At this time,git-tf
does not represent TFS branches with git branches and does not translate merges in either direction - that is to say that it will not check in a merge, nor will it display the results of a TFS merge as a git merge. This is a sort of nontrivial problem, since there are some pretty fundamental differences between merges in the two architectures.
TFS merges as git merges:
In git, you merge two commits and end up with a resultant commit. TFS seems similar - in that you choose a merge source and target changeset, but the merge source need not be a changeset. You can merge based on labels, workspace versions, dates, etc. Which means that you can ultimately end up merging different files from multiple different changes. This is the easy problem to solve (ultimately, I would presume, representing it as some crazy octopus merge).

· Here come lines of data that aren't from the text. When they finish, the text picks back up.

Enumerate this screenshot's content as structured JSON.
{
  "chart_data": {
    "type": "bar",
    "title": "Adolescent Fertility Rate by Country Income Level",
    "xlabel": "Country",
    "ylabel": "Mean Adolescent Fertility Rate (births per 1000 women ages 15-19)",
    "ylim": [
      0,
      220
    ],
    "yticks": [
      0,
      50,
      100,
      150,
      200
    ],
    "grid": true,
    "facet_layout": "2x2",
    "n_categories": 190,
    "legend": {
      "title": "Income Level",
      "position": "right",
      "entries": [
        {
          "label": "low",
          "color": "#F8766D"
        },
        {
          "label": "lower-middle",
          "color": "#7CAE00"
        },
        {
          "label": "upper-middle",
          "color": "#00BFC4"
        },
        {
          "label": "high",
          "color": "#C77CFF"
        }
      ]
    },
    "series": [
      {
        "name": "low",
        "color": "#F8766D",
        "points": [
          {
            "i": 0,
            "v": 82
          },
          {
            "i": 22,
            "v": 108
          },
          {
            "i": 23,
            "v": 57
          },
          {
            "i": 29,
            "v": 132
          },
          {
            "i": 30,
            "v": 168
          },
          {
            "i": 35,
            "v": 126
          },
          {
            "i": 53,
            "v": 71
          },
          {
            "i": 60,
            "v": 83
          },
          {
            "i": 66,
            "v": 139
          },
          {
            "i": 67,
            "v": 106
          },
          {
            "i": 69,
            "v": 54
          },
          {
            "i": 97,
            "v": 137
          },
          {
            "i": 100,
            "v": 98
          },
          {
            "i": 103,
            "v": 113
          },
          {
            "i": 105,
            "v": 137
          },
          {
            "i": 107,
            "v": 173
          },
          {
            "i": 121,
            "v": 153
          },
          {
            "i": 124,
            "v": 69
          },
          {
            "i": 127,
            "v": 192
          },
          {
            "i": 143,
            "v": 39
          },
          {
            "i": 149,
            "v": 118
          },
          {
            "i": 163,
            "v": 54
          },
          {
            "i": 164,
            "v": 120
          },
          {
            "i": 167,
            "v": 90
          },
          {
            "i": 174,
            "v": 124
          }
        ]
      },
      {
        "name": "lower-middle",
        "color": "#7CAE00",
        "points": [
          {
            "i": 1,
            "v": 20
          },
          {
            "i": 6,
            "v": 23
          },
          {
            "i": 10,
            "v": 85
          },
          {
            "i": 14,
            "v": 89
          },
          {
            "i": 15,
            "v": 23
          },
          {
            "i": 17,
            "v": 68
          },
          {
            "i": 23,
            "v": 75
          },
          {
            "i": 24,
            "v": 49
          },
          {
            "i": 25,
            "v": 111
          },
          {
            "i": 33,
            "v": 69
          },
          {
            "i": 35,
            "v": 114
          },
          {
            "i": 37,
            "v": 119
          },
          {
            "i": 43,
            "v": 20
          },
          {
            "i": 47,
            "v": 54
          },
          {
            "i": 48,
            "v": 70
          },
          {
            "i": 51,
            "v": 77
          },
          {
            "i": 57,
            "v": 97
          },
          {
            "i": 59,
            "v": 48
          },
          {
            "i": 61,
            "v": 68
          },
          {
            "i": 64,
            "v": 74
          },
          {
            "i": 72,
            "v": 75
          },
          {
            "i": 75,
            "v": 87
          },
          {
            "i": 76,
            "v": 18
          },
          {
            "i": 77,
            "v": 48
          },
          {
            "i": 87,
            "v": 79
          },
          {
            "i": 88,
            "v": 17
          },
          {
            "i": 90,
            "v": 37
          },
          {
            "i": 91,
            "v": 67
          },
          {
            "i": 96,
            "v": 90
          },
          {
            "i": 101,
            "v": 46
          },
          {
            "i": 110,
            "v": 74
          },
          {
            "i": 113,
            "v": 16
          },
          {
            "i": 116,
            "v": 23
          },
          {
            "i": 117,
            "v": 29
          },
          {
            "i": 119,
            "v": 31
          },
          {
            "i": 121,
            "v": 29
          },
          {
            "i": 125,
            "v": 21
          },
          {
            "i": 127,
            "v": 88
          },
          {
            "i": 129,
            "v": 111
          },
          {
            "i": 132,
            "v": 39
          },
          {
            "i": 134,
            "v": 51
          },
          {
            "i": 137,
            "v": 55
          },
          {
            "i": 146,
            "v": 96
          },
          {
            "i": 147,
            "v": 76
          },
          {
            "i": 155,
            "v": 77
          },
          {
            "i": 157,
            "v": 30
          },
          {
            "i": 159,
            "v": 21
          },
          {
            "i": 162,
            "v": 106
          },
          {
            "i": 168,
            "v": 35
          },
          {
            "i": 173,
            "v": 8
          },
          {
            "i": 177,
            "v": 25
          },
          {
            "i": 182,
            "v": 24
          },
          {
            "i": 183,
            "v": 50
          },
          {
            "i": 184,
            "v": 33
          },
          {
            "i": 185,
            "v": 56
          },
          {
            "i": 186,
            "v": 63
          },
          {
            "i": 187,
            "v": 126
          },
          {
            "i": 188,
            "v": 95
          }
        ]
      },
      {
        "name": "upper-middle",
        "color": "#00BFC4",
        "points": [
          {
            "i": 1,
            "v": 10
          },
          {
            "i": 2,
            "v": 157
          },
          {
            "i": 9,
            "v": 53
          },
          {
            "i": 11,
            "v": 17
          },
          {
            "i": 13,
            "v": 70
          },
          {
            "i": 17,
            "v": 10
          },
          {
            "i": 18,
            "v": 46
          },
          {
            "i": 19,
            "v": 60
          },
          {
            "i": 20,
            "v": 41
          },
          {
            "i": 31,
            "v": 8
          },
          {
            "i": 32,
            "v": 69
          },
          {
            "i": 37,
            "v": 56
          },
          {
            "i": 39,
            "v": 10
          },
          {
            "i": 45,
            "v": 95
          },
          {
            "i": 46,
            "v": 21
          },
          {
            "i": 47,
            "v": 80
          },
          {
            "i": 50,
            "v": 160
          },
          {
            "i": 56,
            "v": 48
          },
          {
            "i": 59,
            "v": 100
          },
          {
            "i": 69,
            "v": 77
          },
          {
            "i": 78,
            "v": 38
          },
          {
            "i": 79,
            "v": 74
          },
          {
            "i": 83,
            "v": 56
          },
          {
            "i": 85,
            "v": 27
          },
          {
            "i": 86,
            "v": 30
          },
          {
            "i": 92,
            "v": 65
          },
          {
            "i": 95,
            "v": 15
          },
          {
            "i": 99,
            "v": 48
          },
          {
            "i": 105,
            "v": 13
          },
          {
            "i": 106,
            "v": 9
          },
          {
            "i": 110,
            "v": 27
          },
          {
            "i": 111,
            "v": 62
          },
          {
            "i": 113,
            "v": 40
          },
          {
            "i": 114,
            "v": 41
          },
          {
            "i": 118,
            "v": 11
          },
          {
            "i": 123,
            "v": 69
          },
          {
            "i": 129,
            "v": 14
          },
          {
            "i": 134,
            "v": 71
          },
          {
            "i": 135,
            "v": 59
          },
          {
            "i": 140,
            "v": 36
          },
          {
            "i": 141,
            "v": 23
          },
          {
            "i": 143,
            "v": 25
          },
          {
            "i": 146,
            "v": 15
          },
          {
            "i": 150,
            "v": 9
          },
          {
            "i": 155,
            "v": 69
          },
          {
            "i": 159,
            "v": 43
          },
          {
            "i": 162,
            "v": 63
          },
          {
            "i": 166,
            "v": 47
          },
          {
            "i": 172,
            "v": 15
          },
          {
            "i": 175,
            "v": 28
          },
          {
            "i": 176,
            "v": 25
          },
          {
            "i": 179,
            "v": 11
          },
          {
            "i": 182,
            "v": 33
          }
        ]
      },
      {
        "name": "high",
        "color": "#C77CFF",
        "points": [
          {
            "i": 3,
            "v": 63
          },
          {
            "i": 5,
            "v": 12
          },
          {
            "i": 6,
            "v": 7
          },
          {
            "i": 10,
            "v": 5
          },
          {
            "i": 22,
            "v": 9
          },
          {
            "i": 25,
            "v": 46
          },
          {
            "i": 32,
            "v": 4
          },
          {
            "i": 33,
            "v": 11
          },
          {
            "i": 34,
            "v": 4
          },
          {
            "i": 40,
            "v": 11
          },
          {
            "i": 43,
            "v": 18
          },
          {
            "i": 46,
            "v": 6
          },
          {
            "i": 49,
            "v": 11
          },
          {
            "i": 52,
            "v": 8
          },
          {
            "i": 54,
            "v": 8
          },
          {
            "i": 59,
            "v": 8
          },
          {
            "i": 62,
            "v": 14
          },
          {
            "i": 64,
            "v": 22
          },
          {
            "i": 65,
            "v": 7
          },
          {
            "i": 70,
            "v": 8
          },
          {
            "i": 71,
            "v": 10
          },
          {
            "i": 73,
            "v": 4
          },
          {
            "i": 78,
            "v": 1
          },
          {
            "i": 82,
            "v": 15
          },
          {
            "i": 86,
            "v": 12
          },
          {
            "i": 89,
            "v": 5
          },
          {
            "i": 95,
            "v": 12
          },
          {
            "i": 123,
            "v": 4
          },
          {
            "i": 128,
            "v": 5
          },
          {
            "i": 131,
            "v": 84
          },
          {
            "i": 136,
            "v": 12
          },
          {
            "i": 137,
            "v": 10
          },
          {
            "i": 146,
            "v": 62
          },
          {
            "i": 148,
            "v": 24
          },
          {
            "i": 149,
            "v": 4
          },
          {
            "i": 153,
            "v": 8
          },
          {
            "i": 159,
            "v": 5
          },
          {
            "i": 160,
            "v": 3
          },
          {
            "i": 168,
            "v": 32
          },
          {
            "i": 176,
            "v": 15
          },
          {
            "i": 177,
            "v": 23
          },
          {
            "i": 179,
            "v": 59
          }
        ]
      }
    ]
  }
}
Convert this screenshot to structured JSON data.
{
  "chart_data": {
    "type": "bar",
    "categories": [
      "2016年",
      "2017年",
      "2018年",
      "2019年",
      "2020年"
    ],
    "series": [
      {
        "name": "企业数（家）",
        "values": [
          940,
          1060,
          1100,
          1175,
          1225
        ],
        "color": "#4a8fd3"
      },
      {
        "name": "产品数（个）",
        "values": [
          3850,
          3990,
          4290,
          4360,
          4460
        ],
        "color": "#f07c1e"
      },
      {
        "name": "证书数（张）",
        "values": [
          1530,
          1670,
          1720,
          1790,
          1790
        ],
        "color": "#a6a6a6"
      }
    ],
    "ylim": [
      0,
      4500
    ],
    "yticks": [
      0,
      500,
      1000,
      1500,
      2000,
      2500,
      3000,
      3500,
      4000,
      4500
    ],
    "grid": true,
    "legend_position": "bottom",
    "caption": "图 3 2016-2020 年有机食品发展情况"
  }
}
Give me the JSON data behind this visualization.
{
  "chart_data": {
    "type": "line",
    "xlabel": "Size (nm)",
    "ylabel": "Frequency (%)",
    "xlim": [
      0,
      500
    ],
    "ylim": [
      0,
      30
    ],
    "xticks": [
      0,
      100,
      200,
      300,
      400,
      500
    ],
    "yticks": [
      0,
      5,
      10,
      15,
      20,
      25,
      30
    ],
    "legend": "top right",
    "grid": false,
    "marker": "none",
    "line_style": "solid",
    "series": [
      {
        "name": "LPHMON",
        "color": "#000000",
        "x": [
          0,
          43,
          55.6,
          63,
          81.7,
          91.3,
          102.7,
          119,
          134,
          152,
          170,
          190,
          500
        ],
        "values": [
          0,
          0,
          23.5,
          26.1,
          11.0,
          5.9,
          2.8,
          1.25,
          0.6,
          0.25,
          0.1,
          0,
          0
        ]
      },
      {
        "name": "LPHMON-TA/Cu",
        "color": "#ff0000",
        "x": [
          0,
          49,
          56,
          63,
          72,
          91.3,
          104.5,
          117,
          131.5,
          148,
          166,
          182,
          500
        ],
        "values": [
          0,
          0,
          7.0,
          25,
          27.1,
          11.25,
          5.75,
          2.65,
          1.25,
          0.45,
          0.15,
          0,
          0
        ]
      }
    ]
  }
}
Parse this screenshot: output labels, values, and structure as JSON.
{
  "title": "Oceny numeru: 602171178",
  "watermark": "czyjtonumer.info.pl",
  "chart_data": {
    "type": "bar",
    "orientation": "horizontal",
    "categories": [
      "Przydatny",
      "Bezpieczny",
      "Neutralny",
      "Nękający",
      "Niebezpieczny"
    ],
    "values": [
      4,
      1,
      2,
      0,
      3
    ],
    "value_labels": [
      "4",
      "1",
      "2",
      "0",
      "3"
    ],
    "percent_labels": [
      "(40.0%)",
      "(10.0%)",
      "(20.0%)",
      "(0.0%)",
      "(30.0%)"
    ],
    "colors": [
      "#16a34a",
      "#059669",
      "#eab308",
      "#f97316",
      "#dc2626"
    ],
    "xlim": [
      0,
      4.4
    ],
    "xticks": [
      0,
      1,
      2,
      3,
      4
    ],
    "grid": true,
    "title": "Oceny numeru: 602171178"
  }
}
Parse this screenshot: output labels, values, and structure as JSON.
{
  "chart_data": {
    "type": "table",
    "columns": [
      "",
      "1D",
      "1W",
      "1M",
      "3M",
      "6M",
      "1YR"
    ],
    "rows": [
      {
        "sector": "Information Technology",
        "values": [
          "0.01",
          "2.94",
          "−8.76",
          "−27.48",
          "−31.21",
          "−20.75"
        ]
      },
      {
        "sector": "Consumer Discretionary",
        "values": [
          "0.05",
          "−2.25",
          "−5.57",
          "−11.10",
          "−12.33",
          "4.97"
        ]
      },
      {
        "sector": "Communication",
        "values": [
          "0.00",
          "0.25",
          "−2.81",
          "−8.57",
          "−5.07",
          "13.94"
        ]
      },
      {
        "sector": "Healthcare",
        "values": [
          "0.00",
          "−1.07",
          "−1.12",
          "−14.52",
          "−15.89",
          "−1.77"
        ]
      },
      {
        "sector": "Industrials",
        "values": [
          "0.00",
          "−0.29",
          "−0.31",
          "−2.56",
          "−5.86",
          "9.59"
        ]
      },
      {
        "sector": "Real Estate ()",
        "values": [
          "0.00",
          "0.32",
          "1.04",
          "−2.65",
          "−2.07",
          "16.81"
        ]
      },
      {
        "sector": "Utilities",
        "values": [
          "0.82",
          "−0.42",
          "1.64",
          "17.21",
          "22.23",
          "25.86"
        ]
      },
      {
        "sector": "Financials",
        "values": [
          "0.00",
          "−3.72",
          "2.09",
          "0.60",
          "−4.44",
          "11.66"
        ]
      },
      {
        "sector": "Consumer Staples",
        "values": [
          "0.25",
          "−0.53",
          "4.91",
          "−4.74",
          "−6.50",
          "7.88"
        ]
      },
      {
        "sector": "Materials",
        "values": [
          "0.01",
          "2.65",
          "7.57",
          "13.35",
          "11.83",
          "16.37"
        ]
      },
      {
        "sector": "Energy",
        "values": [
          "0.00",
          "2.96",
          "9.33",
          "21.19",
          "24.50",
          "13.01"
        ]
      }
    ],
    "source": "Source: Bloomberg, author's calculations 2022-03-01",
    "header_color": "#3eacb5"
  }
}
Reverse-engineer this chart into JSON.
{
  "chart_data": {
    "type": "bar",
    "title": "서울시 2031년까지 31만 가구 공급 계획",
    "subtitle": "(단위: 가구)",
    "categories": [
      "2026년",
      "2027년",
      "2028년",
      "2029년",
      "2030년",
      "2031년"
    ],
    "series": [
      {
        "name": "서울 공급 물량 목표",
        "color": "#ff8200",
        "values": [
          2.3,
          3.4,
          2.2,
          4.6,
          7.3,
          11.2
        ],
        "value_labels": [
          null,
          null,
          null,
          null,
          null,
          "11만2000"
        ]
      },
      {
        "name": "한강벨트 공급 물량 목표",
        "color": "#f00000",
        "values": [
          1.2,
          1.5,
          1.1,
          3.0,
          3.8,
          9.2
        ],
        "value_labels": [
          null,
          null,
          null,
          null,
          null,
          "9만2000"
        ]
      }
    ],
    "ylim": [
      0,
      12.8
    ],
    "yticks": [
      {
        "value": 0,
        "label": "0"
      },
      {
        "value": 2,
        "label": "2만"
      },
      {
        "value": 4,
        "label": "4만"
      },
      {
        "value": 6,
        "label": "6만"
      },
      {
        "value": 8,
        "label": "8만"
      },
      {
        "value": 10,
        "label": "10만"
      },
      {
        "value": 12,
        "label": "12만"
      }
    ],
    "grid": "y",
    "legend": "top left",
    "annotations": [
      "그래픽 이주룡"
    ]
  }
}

A harder problem to solve is creating git branches based on TFS branches. This is more a setup problem - ie, which branches do you want? all of them? some of them? If the answer is "all of them", then it's easy to set up when you do your initial clone. But for me, that's - trivially hundreds of branches and sort of expensive to set up the first time. If the answer is "some of them" then you've got to specify them all when you do your clone or else you'd end up rewriting git history in nasty ways later.
git merges as TFS merges:
In git, branches are sort of ephemeral. It's really just a pointer to a node in the tree... There's no long-lived state that says "commit 1b4caf
was once in branch branch
." Imagine that you had some git branch master
pointing to TFS branch $/Proj/main
and another git branch test
pointing to $/Proj/test
. In git, you merge test
into main
. No problem, at this point main
's HEAD
commit has a parent that is test
's HEAD
. But if you start changing things in the test
branch, this could quickly becomes quickly difficult to determine.
Further, right now git-tf
maps a single git branch to your TFS server path. For merge checkins, we'd have to check into multiple branches at once. Let's say you made a few commits to master
and a few commits to test
and then merge each of their HEAD
s. Now we have to checkin several commits to each TFS branch, then do the merge. This isn't necessarily hard, but it's a very radical departure from the way git-tf
works currently.
This isn't by any means an impossible problem, but it will take a bit of clever engineering and a whole lot of clever testing. But it's not there yet.